COLUMBIA — Despite the 102-year difference, a 1909 print issue of the Columbia Missourian shared a similar headline with today’s online publication: heavy snow expected for Columbia.
Issues from the first 14 years of the Missourian, which was founded in 1908 as the University Missourian, along with thousands of other Missouri-related resources, are now easily available online.
The State Historical Society of Missouri has digitized thousands of editorial cartoons, articles, photographs and artworks that previously were available only by visiting the society at MU's Ellis Library.
“This is a treasure trove of research material,” said Gary Kremer, executive director of the State Historical Society of Missouri.
Kremer said the effort to digitize the society's collections is ongoing. By the end of February the society hopes at least 100,000 pages of newspapers from across the state, including the Kansas City Journal and St. Louis Republic, will be in the digital archive.
“We’re not going to get the whole collection,” Kremer said, explaining that the clarity of some of the images is poor and that it will be difficult to get everything into the database.

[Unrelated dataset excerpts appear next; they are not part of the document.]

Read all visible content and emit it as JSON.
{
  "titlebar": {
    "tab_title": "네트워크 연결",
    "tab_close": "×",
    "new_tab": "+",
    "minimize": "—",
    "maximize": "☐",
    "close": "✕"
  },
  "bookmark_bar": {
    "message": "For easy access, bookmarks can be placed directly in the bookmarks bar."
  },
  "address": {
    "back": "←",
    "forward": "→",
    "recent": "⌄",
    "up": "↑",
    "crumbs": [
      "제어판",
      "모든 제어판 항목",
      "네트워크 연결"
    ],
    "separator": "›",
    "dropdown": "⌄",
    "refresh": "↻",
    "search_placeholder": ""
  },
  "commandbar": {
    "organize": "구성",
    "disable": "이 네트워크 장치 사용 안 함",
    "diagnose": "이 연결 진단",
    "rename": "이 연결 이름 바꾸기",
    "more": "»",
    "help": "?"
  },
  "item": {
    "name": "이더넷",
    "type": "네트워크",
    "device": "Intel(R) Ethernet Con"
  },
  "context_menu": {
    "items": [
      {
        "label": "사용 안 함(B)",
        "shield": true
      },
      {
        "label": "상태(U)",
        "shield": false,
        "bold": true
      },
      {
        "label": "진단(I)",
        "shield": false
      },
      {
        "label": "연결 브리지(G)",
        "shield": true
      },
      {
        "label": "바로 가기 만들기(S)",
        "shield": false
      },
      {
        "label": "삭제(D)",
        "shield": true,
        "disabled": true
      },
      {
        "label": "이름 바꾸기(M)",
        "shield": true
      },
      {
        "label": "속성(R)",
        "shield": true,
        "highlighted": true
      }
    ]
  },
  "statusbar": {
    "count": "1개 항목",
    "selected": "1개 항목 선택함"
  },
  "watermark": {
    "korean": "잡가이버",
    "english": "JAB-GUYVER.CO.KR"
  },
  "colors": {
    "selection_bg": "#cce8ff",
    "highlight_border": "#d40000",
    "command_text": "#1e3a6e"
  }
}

The society also hopes to digitize material from the “National Women in Media Collection” from the Western Historical Manuscript Collection. In a news release, Kremer said the society hopes to work with the Missouri School of Journalism to create the premier selection of works by female journalists in the country.
The database puts five collections of documents, photographs, newspapers and artwork into the hands of students, researchers and the public. Researchers can browse the collections by topic, dates or keyword terms.
“It is going to be incredibly important to researchers of all ages,” Kremer said.
The online collection also contains digital images of more than 400 works by Missouri artists George Caleb Bingham and Thomas Hart Benton, 3,500 photographs of Missouri people and locations, more than 2,000 issues of the St. Louis Daily Missouri Republican, more than 13,000 editorial cartoons and 150 transcripts and audio files of interviews with Missouri political leaders, including an interview with the late Gov. William Hearnes.
“Missourians ought to be able to access materials from their homes, libraries, schools and offices,” Kremer said in a news release. “We have an incredibly rich documentary and artistic heritage. It’s time we Missourians took greater notice of that reality.”